Description
Ce coffre en noyer blond, daté du XVIᵉ siècle et originaire du Val de Loire, témoigne de l’art raffiné de la Seconde Renaissance française. Son bâti solide se distingue par une ornementation foisonnante, typique de cette période. La façade principale déploie une synthèse du récit de la création d’Ève et de la Chute, organisée en deux panneaux rythmés par trois caryatides. La clef, d’une exécution d’orfèvrerie remarquable, est conservée dans son état d’origine.
« Homme et femme il les créa » — Genèse 2, 4-25
Le récit s’organise en quatre scènes distinctes, réparties sur deux médaillons circonscrits par des guirlandes de feuilles de chêne et de glands, finement agrémentées de nœuds.
Premier médaillon :
La narration s’ouvre sur la scène placée à l’arrière-plan, à gauche :
Dieu, représenté sous les traits d’un roi barbu, tire du flanc d’Adam endormi le corps d’Ève. Au centre de la composition se déroule l’épisode crucial du récit : Ève tend à Adam le fruit défendu de l’arbre de vie. Le tentateur, un serpent-femme hybride, enroule son corps autour du tronc et encourage la femme d’un geste de la main.
La nudité d’Ève, délicatement rendue, évoque la grâce d’une Vénus antique. La position d’Adam rappelle une gravure de Jean Sadeler d’après Martin de Vos (vers 1550–1600), dont l’œuvre considérable inspira de nombreux artisans (In Adam omnes moriuntur).

Second médaillon :
S’y joue la conséquence dramatique du premier épisode. Le fruit défendu a ouvert les yeux du couple sur leur nudité : Ève tend à Adam des feuillages pour dissimuler les corps dont ils ont honte.
« Leurs yeux à tous deux s’ouvrirent, et ils prirent conscience qu’ils étaient nus. Ils attachèrent ensemble des feuilles de figuier et s’en firent des ceintures. » — Genèse 3, 1-7
Selon la volonté divine, un ange surgit du ciel, sabre en main, et chasse le couple damné des portes du Paradis. Entre l’homme et la femme s’interpose un squelette : la mort partage désormais leur exil.

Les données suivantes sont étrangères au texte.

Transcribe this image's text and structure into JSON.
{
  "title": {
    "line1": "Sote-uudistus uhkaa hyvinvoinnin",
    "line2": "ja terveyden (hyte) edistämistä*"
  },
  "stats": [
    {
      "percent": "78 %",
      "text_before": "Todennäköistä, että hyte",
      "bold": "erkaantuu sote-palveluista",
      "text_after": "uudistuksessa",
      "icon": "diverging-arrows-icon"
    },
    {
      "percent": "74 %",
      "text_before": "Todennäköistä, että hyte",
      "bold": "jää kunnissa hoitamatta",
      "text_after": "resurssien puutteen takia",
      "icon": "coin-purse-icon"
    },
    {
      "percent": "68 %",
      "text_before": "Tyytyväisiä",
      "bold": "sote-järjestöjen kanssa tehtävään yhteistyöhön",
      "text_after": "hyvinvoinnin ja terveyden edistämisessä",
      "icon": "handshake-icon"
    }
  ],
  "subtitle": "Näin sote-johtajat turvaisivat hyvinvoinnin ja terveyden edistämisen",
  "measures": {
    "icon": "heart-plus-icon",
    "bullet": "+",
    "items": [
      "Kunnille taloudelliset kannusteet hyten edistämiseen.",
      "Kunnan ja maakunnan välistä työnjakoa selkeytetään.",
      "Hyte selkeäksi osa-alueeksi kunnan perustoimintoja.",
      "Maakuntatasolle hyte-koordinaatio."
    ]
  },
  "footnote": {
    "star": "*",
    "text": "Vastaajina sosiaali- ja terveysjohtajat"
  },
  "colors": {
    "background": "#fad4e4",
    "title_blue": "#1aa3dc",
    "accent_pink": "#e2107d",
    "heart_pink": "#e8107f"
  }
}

« Puisque tu as écouté la voix de ta femme et que tu as mangé de l’arbre au sujet duquel je t’avais donné cet ordre : “Tu n’en mangeras point !” le sol sera maudit à cause de toi. » — Genèse 3, 17
Les trois caryatides obéissent à une même composition : des gaines drapées qu’une main relève avec grâce, surmontées d’une tête de putto d’où s’échappe une guirlande de pommes, symbole du fruit défendu. Les caryatides sont raffinées et minutieusement détaillées, des parures finement sculptées et des expressions bien décrites.
À gauche, un homme moustachu, coiffé de plumes et vêtu d’une cotte romaine, dissimule des gueules de lions sur ses épaules et sur son front. À droite, son pendant porte un couvre-chef « oriental » ; sa chevelure, épaisse et ondulée, s’écarte des modèles italiens.
Car si la Renaissance française s’inspire largement des gravures et des maîtres transalpins, elle adapte leur vocabulaire ornemental selon sa propre sensibilité. Ces figures typées, tout comme l’organisation architecturée du meuble, témoignent de cette synthèse : un art nourri d’influences multiples, empreint d’un esprit international, mais fidèle à la singularité française. Au centre, la femme une femme nue, poitrine dénudée fait office de serrure, réceptacle de la clef.
L’ornementation de ce coffre s’inscrit pleinement dans le goût italien, nourrie de motifs empruntés à l’Antiquité. Deux frises courent le long des panneaux, animées de guirlandes sacrificielles où s’entrelacent pampres, putti et gueules de lions. Les côtés, conçus en panneaux à plate-bande, présentent une rosace centrale entourée de feuilles d’acanthe et munie d’une poignée tombante. L’ensemble est surmonté d’une succession de pennes d’oiseaux et de motifs géométriques, tandis que de grandes plumes encadrent la rosace, soulignant la richesse et la cohérence du décor.
Ce coffre, orné d’un décor foisonnant d’une rare finesse, illustre avec éclat l’art du Val de Loire dans la seconde moitié du XVIᵉ siècle. Héritier de la tradition des huchiers français, il intègre avec élégance les motifs italiens popularisés par les gravures issues des chantiers de Fontainebleau. La présence exceptionnelle de sa clef d’origine en renforce encore le prestige.
Bibliographie :
Adam et Eve, De Durer à Chagall, Gravures de la Bibliothèque nationale.